Thomas Albrecht teaches and writes about nineteenth-century British and Continental European literature, in particular narrative fiction, the novel, realism, and aestheticism. He is also interested in literary criticism and theory, Comparative Literature, aesthetic theory and philosophy, philosophical and psychological approaches to literature, and the relationship between literature and ethics.
Professor Albrecht is the author of The Medusa Effect: Representation and Epistemology in Victorian Aesthetics (SUNY Press, 2009), a study of how various nineteenth-century writers attempt to mitigate the threat of terrifying sexual, aesthetic, moral, and existential insights by means of the representations they create of those insights. The book demonstrates how the act of representation is for these writers not simply a defensive mechanism, but itself fraught with considerable ambivalence and anxiety.

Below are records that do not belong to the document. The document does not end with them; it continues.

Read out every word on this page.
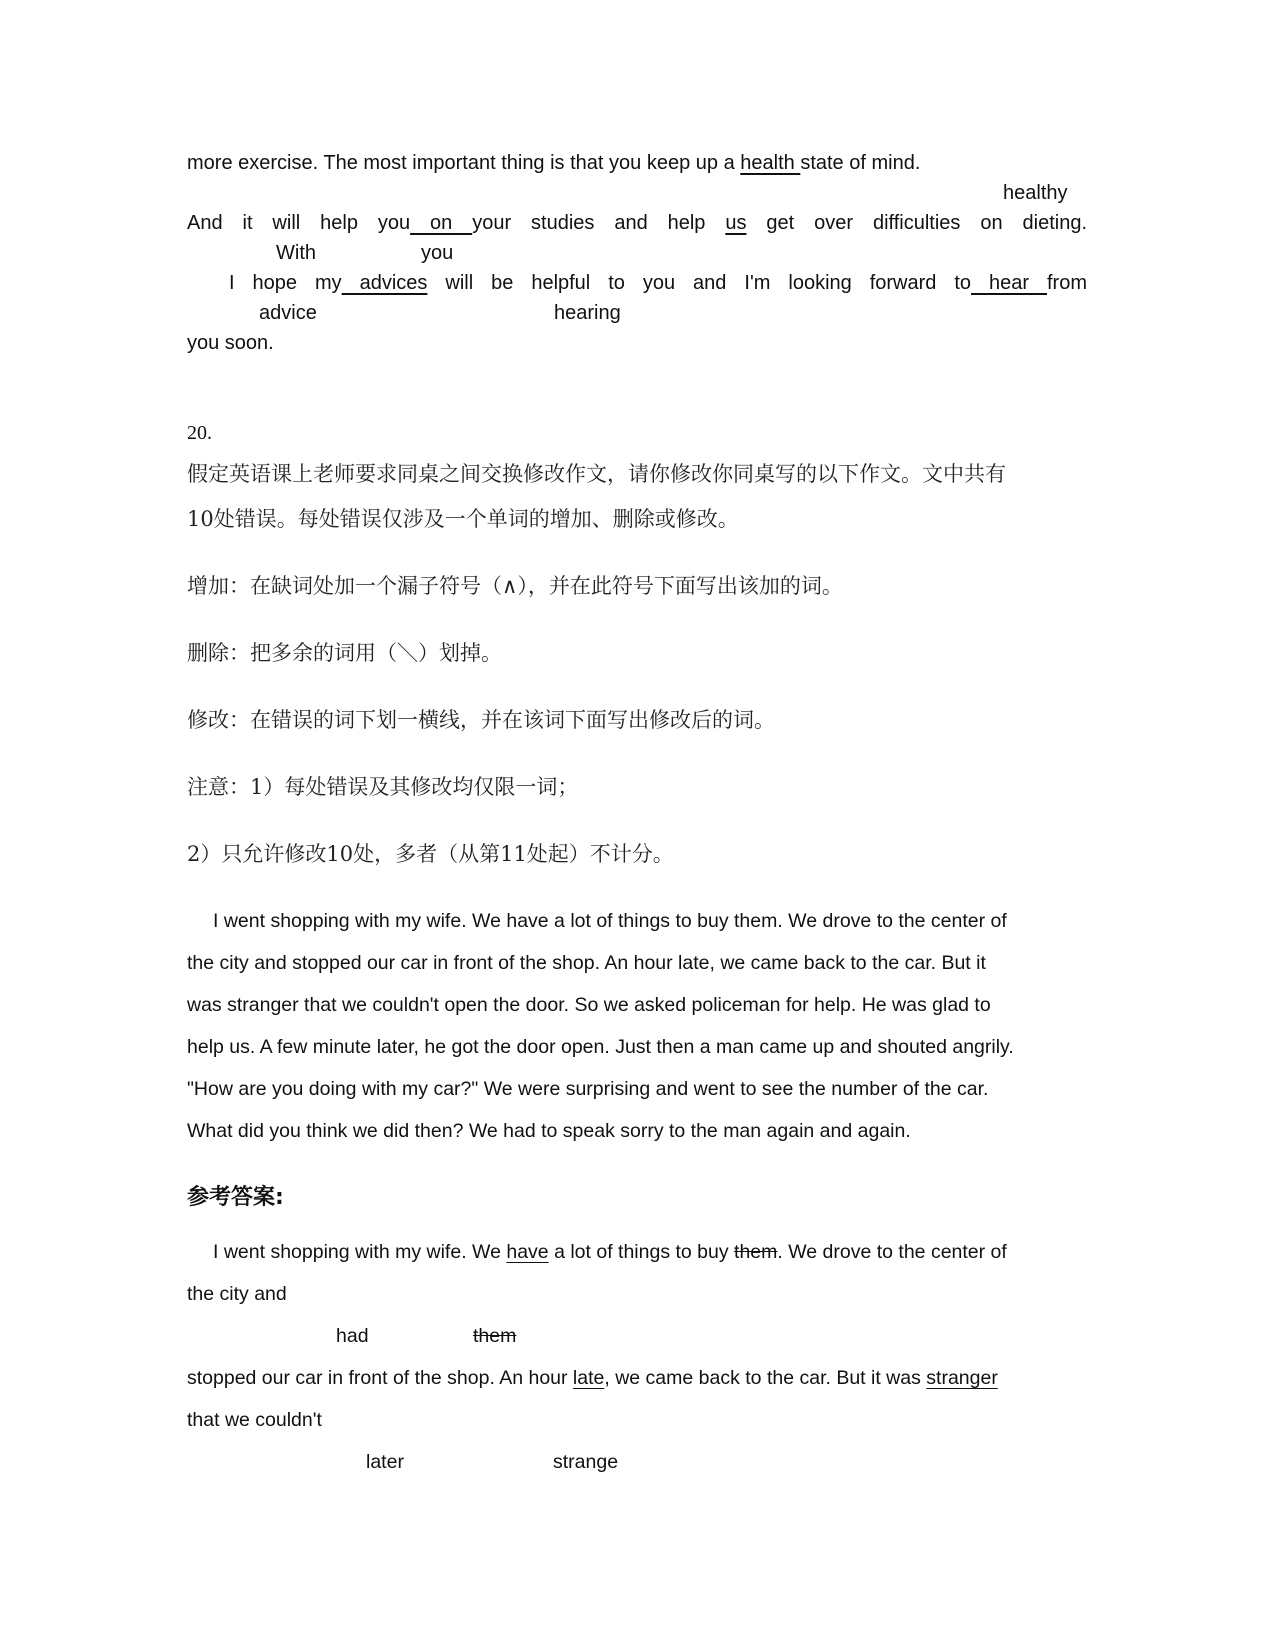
more exercise. The most important thing is that you keep up a health state of mind.
healthy
And it will help you on your studies and help us get over difficulties on dieting.
With	you
I hope my advices will be helpful to you and I'm looking forward to hear from
advice	hearing
you soon.
20.
假定英语课上老师要求同桌之间交换修改作文，请你修改你同桌写的以下作文。文中共有
10处错误。每处错误仅涉及一个单词的增加、删除或修改。
增加：在缺词处加一个漏子符号（∧），并在此符号下面写出该加的词。
删除：把多余的词用（＼）划掉。
修改：在错误的词下划一横线，并在该词下面写出修改后的词。
注意：1）每处错误及其修改均仅限一词；
2）只允许修改10处，多者（从第11处起）不计分。
I went shopping with my wife. We have a lot of things to buy them. We drove to the center of
the city and stopped our car in front of the shop. An hour late, we came back to the car. But it
was stranger that we couldn't open the door. So we asked policeman for help. He was glad to
help us. A few minute later, he got the door open. Just then a man came up and shouted angrily.
"How are you doing with my car?" We were surprising and went to see the number of the car.
What did you think we did then? We had to speak sorry to the man again and again.
参考答案:
I went shopping with my wife. We have a lot of things to buy them. We drove to the center of
the city and
had	them
stopped our car in front of the shop. An hour late, we came back to the car. But it was stranger
that we couldn't
later	strange
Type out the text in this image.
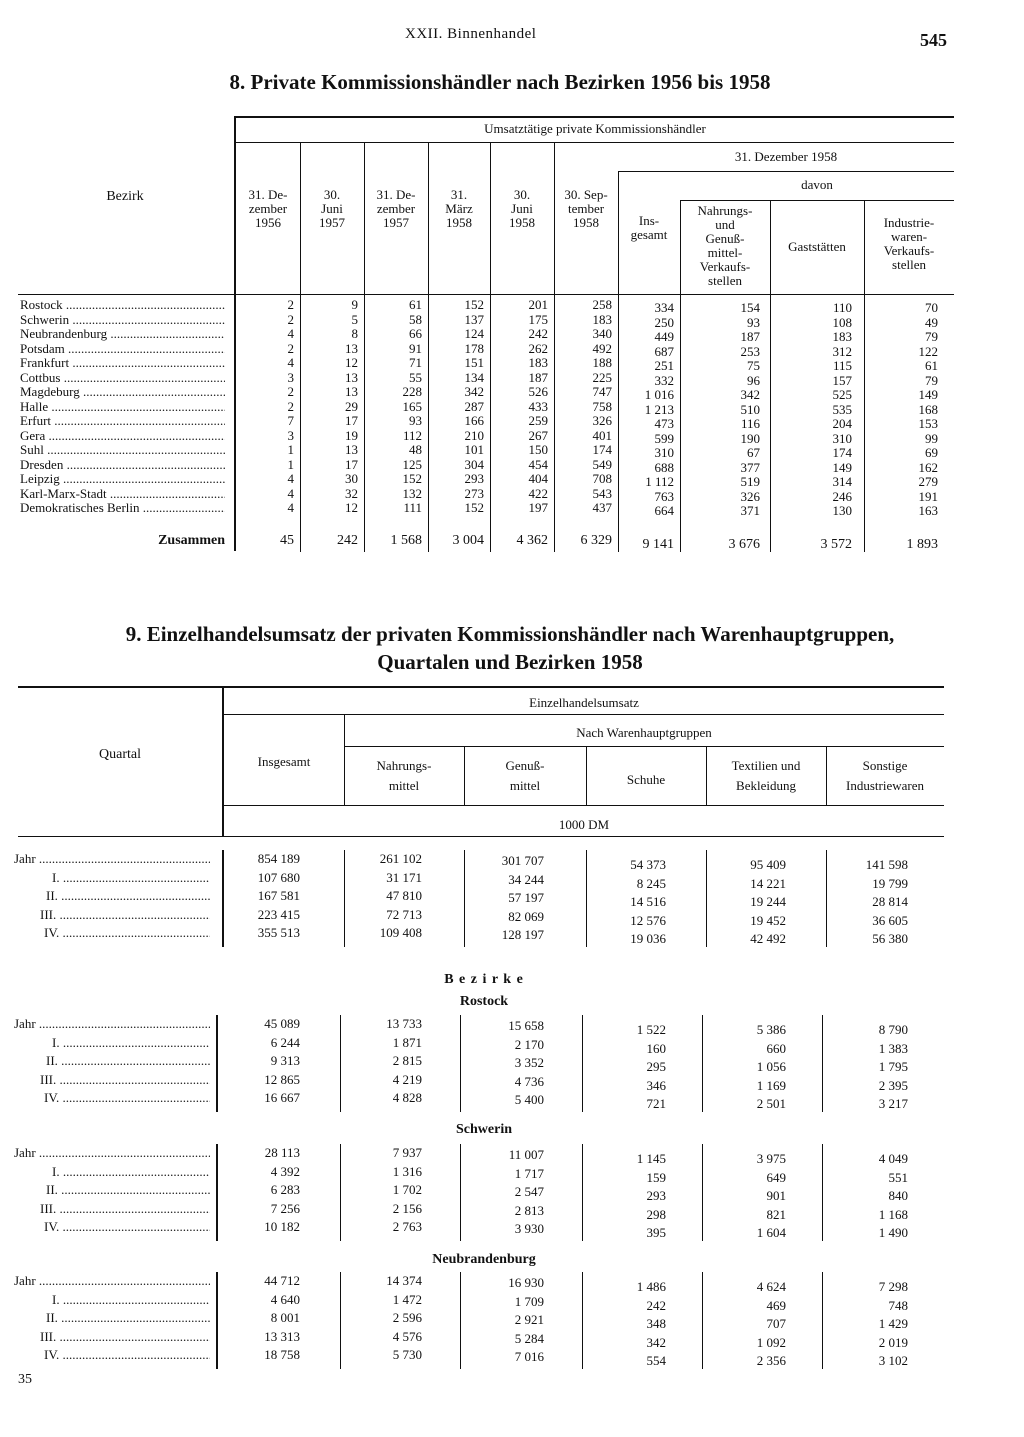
XXII. Binnenhandel	545
8. Private Kommissionshändler nach Bezirken 1956 bis 1958
Bezirk
Umsatztätige private Kommissionshändler
31. Dezember 1958
davon
31. De-
zember
1956
30.
Juni
1957
31. De-
zember
1957
31.
März
1958
30.
Juni
1958
30. Sep-
tember
1958	Ins-
gesamt
Nahrungs-
und
Genuß-
mittel-
Verkaufs-
stellen
Gaststätten
Industrie-
waren-
Verkaufs-
stellen
Rostock .....	2	9	61	152	201	258	334	154	110	70
Schwerin .....	2	5	58	137	175	183	250	93	108	49
Neubrandenburg .....	4	8	66	124	242	340	449	187	183	79
Potsdam .....	2	13	91	178	262	492	687	253	312	122
Frankfurt .....	4	12	71	151	183	188	251	75	115	61
Cottbus .....	3	13	55	134	187	225	332	96	157	79
Magdeburg .....	2	13	228	342	526	747	1 016	342	525	149
Halle .....	2	29	165	287	433	758	1 213	510	535	168
Erfurt .....	7	17	93	166	259	326	473	116	204	153
Gera .....	3	19	112	210	267	401	599	190	310	99
Suhl .....	1	13	48	101	150	174	310	67	174	69
Dresden .....	1	17	125	304	454	549	688	377	149	162
Leipzig .....	4	30	152	293	404	708	1 112	519	314	279
Karl-Marx-Stadt .....	4	32	132	273	422	543	763	326	246	191
Demokratisches Berlin .....	4	12	111	152	197	437	664	371	130	163
Zusammen	45	242	1 568	3 004	4 362	6 329	9 141	3 676	3 572	1 893
9. Einzelhandelsumsatz der privaten Kommissionshändler nach Warenhauptgruppen,
Quartalen und Bezirken 1958
Quartal
Einzelhandelsumsatz
Nach Warenhauptgruppen
1000 DM
Insgesamt	Nahrungs-
mittel
Genuß-
mittel	Schuhe
Textilien und
Bekleidung
Sonstige
Industriewaren
B e z i r k e
Jahr .....	854 189	261 102	301 707	54 373	95 409	141 598
I. .....	107 680	31 171	34 244	8 245	14 221	19 799
II. .....	167 581	47 810	57 197	14 516	19 244	28 814
III. .....	223 415	72 713	82 069	12 576	19 452	36 605
IV. .....	355 513	109 408	128 197	19 036	42 492	56 380
Rostock
Jahr .....	45 089	13 733	15 658	1 522	5 386	8 790
I. .....	6 244	1 871	2 170	160	660	1 383
II. .....	9 313	2 815	3 352	295	1 056	1 795
III. .....	12 865	4 219	4 736	346	1 169	2 395
IV. .....	16 667	4 828	5 400	721	2 501	3 217
Schwerin
Jahr .....	28 113	7 937	11 007	1 145	3 975	4 049
I. .....	4 392	1 316	1 717	159	649	551
II. .....	6 283	1 702	2 547	293	901	840
III. .....	7 256	2 156	2 813	298	821	1 168
IV. .....	10 182	2 763	3 930	395	1 604	1 490
Neubrandenburg
Jahr .....	44 712	14 374	16 930	1 486	4 624	7 298
I. .....	4 640	1 472	1 709	242	469	748
II. .....	8 001	2 596	2 921	348	707	1 429
III. .....	13 313	4 576	5 284	342	1 092	2 019
IV. .....	18 758	5 730	7 016	554	2 356	3 102
35
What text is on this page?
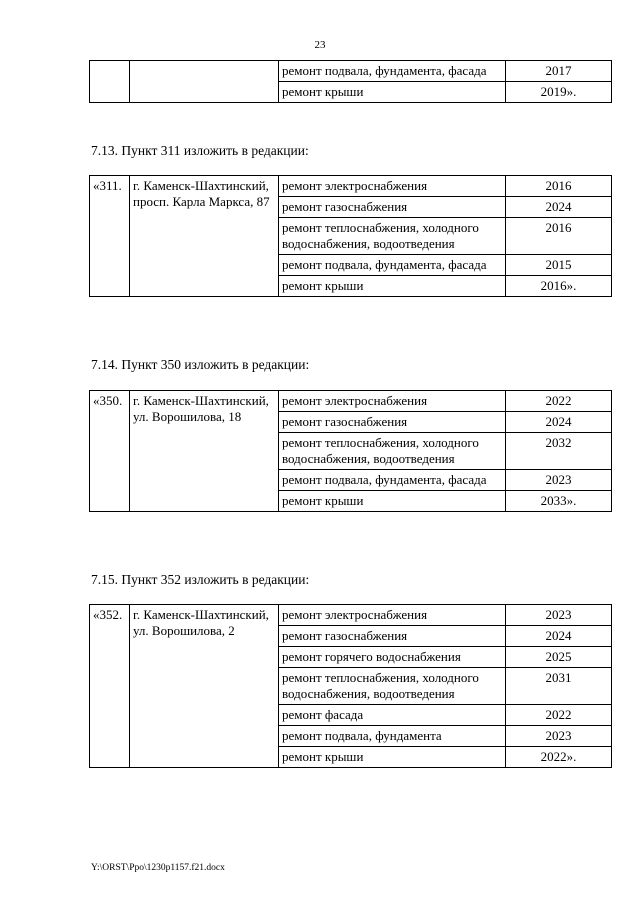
23
		ремонт подвала, фундамента, фасада	2017
		ремонт крыши	2019».
7.13. Пункт 311 изложить в редакции:
«311.	г. Каменск-Шахтинский, просп. Карла Маркса, 87	ремонт электроснабжения	2016
		ремонт газоснабжения	2024
		ремонт теплоснабжения, холодного водоснабжения, водоотведения	2016
		ремонт подвала, фундамента, фасада	2015
		ремонт крыши	2016».
7.14. Пункт 350 изложить в редакции:
«350.	г. Каменск-Шахтинский, ул. Ворошилова, 18	ремонт электроснабжения	2022
		ремонт газоснабжения	2024
		ремонт теплоснабжения, холодного водоснабжения, водоотведения	2032
		ремонт подвала, фундамента, фасада	2023
		ремонт крыши	2033».
7.15. Пункт 352 изложить в редакции:
«352.	г. Каменск-Шахтинский, ул. Ворошилова, 2	ремонт электроснабжения	2023
		ремонт газоснабжения	2024
		ремонт горячего водоснабжения	2025
		ремонт теплоснабжения, холодного водоснабжения, водоотведения	2031
		ремонт фасада	2022
		ремонт подвала, фундамента	2023
		ремонт крыши	2022».
Y:\ORST\Ppo\1230p1157.f21.docx
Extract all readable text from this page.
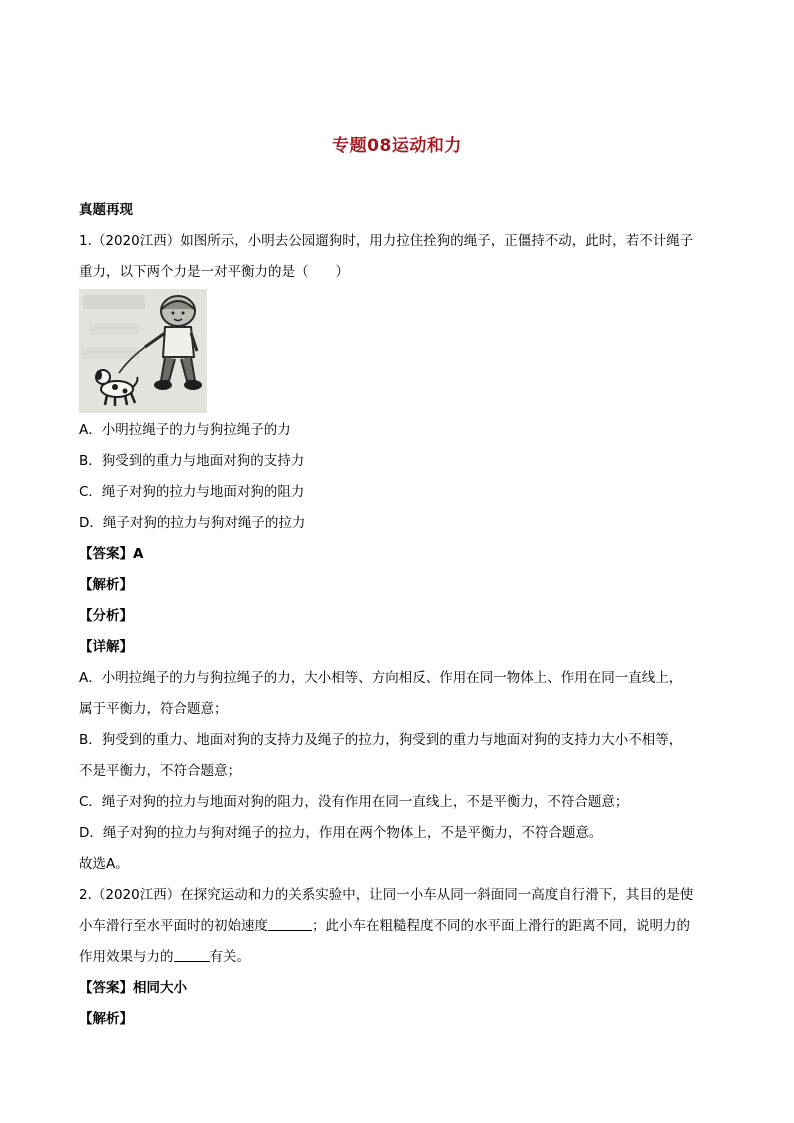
专题08运动和力
真题再现
1.（2020江西）如图所示，小明去公园遛狗时，用力拉住拴狗的绳子，正僵持不动，此时，若不计绳子
重力，以下两个力是一对平衡力的是（　　）
A．小明拉绳子的力与狗拉绳子的力
B．狗受到的重力与地面对狗的支持力
C．绳子对狗的拉力与地面对狗的阻力
D．绳子对狗的拉力与狗对绳子的拉力
【答案】A
【解析】
【分析】
【详解】
A．小明拉绳子的力与狗拉绳子的力，大小相等、方向相反、作用在同一物体上、作用在同一直线上，
属于平衡力，符合题意；
B．狗受到的重力、地面对狗的支持力及绳子的拉力，狗受到的重力与地面对狗的支持力大小不相等，
不是平衡力，不符合题意；
C．绳子对狗的拉力与地面对狗的阻力，没有作用在同一直线上，不是平衡力，不符合题意；
D．绳子对狗的拉力与狗对绳子的拉力，作用在两个物体上，不是平衡力，不符合题意。
故选A。
2.（2020江西）在探究运动和力的关系实验中，让同一小车从同一斜面同一高度自行滑下，其目的是使
小车滑行至水平面时的初始速度	；此小车在粗糙程度不同的水平面上滑行的距离不同，说明力的
作用效果与力的	有关。
【答案】相同大小
【解析】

Professor Albrecht has published academic journal and book-chapter articles on Freud, A.C. Swinburne, Stendhal, Louis Althusser, Walter Pater, J. Hillis Miller, and George Eliot, among others. He is the editor of Selected Writings by Sarah Kofman (Stanford University Press, 2007), an anthology of essays and book excerpts by a significant postwar French philosopher, critic, and feminist theorist. He is currently at work on a book about ethics in the writings of the Victorian novelist George Eliot.
Professor Albrecht received his B.A. in Comparative Literature from Brown University and his M.A. and Ph.D. in Comparative Literature from the University of California at Irvine. He has also studied at universities in Paris, France, and Rostock, Germany.